倉庫の屋根に、誇り高き戦士の姿があった。 「大地の精霊が泣いているぞ、星条旗の男よ!」 イーグルだ。彼は友達のピンチを察知し、駆けつけたのだ。


「イーグル! 来てくれたのね!」 「ああ。精霊の導き(という名の警察無線傍受)でな。ジェニー、奴の動きは直線的だ。大地の呼吸を読め!」


イーグルは懐から、乾燥させた特殊なハーブを取り出し、火をつけた。 「ネイティブ奥義! スモーク・シグナル・オブ・コンフュージョン(大いなる幻覚の煙)!!」


もくもくと広がる独特な甘い香りの煙が、ジャスティススターを包み込む。 「ええい、なんだこの煙は! 視界が……バッファローの大群が見える!?」 ジャスティススターが幻覚に惑わされ、動きが止まる。


「今よ、ジェニファー! 日本の魂を見せてやれ!」


第4章:新奥義、彼岸への舞


ジェニファーは刀を納め、両手を広げた。チャクラを丹田に集中させる。 祖父が言っていた。「忍びの恋は修羅の道」。ならば、この恋心も、修羅の炎に変えて敵を討つ力とする!


彼女はゆっくりと、しかし力強くステップを踏み始めた。 「日本の夏……それは死者の魂が帰る季節。
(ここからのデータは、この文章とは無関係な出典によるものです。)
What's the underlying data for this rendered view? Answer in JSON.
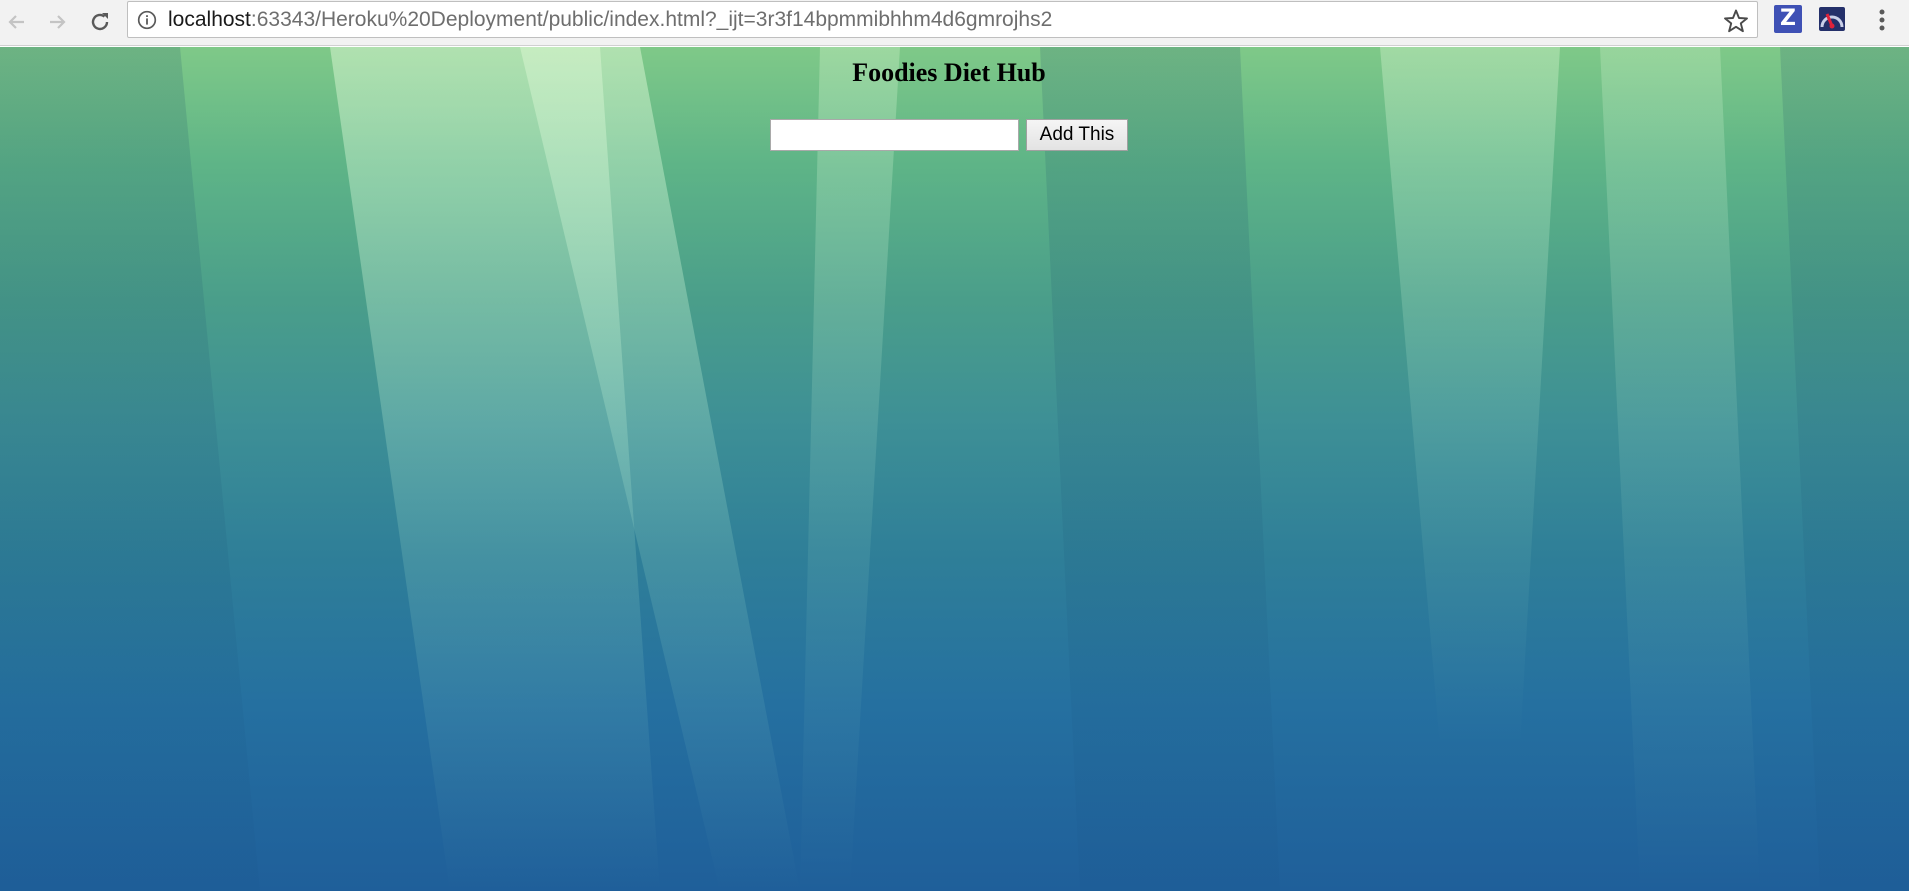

そして、生者が踊り狂う宴の刻!」


彼女の動きに合わせて、周囲の空気が熱を帯び、赤く発光し始める。


「新必殺技! ボン・フェスティバル・ダンス・オブ・デス(地獄の盆踊り)!!」


ジェニファーは高速で回転しながら、独特なリズムで手足を打ち鳴らした。 「ハァ~、オドリ・オドレ・バ、ミナ・ホトケ~(踊り踊れば皆仏)!」


その回転が生み出したのは、超高熱のプラズマ竜巻だった。それは、迷える魂を強制的に成仏させる、鎮魂と破壊の嵐だ。
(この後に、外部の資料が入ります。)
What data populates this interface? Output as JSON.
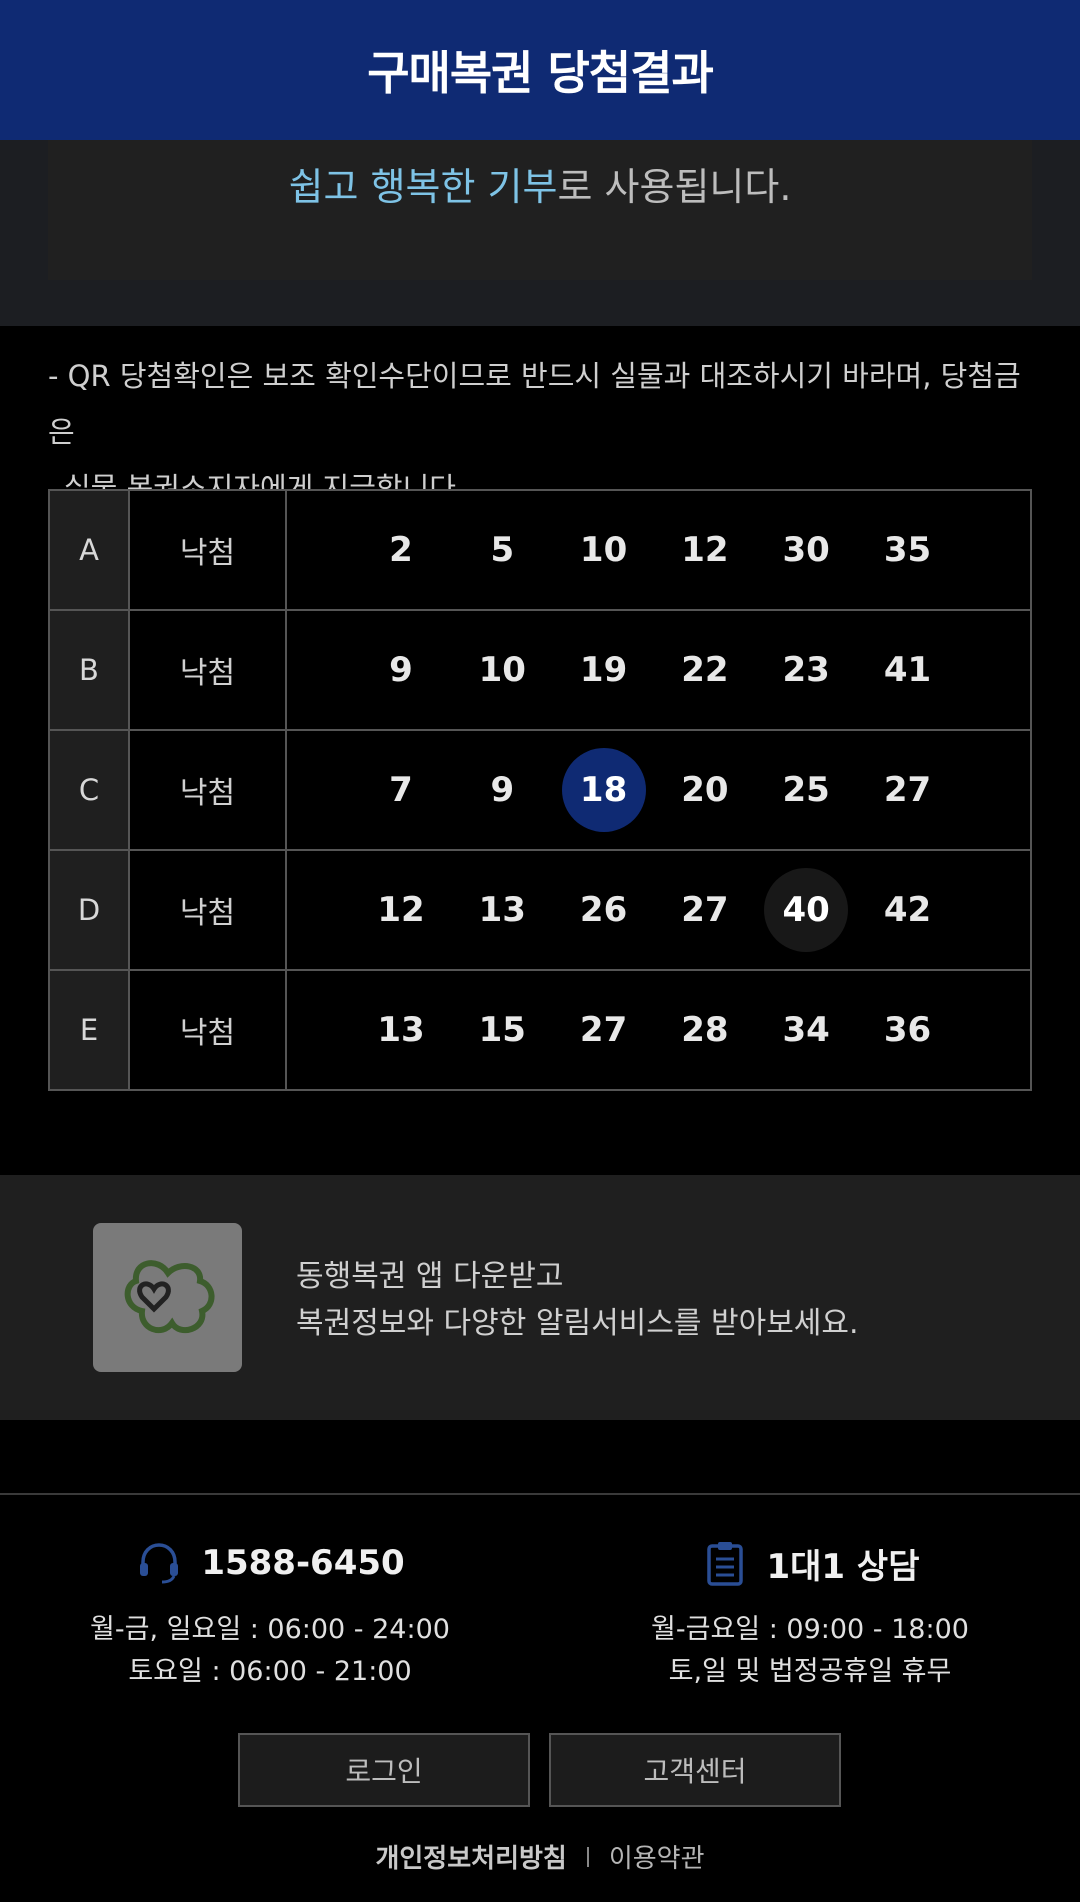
{
  "header": {
    "title": "구매복권 당첨결과"
  },
  "promo": {
    "highlight": "쉽고 행복한 기부",
    "rest": "로 사용됩니다."
  },
  "notice": {
    "line1": "- QR 당첨확인은 보조 확인수단이므로 반드시 실물과 대조하시기 바라며, 당첨금은",
    "line2": "실물 복권소지자에게 지급합니다."
  },
  "results": [
    {
      "slot": "A",
      "status": "낙첨",
      "numbers": [
        "2",
        "5",
        "10",
        "12",
        "30",
        "35"
      ]
    },
    {
      "slot": "B",
      "status": "낙첨",
      "numbers": [
        "9",
        "10",
        "19",
        "22",
        "23",
        "41"
      ]
    },
    {
      "slot": "C",
      "status": "낙첨",
      "numbers": [
        "7",
        "9",
        "18",
        "20",
        "25",
        "27"
      ]
    },
    {
      "slot": "D",
      "status": "낙첨",
      "numbers": [
        "12",
        "13",
        "26",
        "27",
        "40",
        "42"
      ]
    },
    {
      "slot": "E",
      "status": "낙첨",
      "numbers": [
        "13",
        "15",
        "27",
        "28",
        "34",
        "36"
      ]
    }
  ],
  "highlight_colors": {
    "blue": "#0f2a73",
    "dark": "#181818"
  },
  "app_banner": {
    "icon": "donghaeng-lottery-app-icon",
    "line1": "동행복권 앱 다운받고",
    "line2": "복권정보와 다양한 알림서비스를 받아보세요."
  },
  "contact_phone": {
    "icon": "headset-icon",
    "number": "1588-6450",
    "hours1": "월-금, 일요일 : 06:00 - 24:00",
    "hours2": "토요일 : 06:00 - 21:00"
  },
  "contact_chat": {
    "icon": "clipboard-icon",
    "label": "1대1 상담",
    "hours1": "월-금요일 : 09:00 - 18:00",
    "hours2": "토,일 및 법정공휴일 휴무"
  },
  "buttons": {
    "login": "로그인",
    "customer_center": "고객센터"
  },
  "footer": {
    "privacy": "개인정보처리방침",
    "terms": "이용약관"
  }
}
「グオオオ! 熱い! 俺の装甲が溶けていく! これが……東洋の神秘的リズム(グルーヴ)だというのかあああ!」


プラズマの渦に飲み込まれたジャスティススターは、星条旗のスーツを焦がしながら、夜空の彼方へと吹き飛ばされた。 「覚えていろ! 次回作で必ずリベンジしてやるー!」


二度目の星となった狂人を見上げ、ジェニファーは静かに残心した。


第5章:すれ違う傷跡


翌日のハイスクール。 ジェニファーは左腕に包帯を巻いて登校した。昨夜の戦闘で負った火傷だ。 「痛っ……。でも、街の平和は守ったわ」


廊下の角を曲がると、そこにはブラッドがいた。彼もまた、右肩を痛そうに押さえていた。昨夜の盆踊りプラズマで負った傷だ。


二人は顔を見合わせ、同時に声を上げた。 「「あ、その怪我……」」


ジェニファーが先に口を開く。 「料理の授業で、テンプラ油が跳ねてしまって……ホホホ」 嘘だ。ニンジャの修行の傷だ。


ブラッドもぎこちなく笑う。 「僕もさ。アメフトの練習中に、タックルを受けてね」 嘘だ。ニンジャガールとの死闘の傷だ。


「「大変だったね(ですね)……」」


二人は互いの傷を気遣いながらも、その原因が昨夜の自分たちによるものだとは、夢にも思わない。 見つめ合う瞳の奥にあるのは、昼の顔への淡い恋心と、夜の顔への激しい敵対心。


「それじゃ、また後で」 ブラッドが去っていく背中を見つめながら、ジェニファーは胸の痛み(チャクラの乱れ)を感じていた。


(なぜかしら……ブラッド様の近くにいると、昨夜のあの狂人と同じような、チリチリとした気配を感じるの……)


風が吹き抜け、二人の間の見えない壁を揺らす。 1980年、ニューヨーク。最も近くにいる二人が、最も遠い存在であるという残酷な運命が、今動き出した。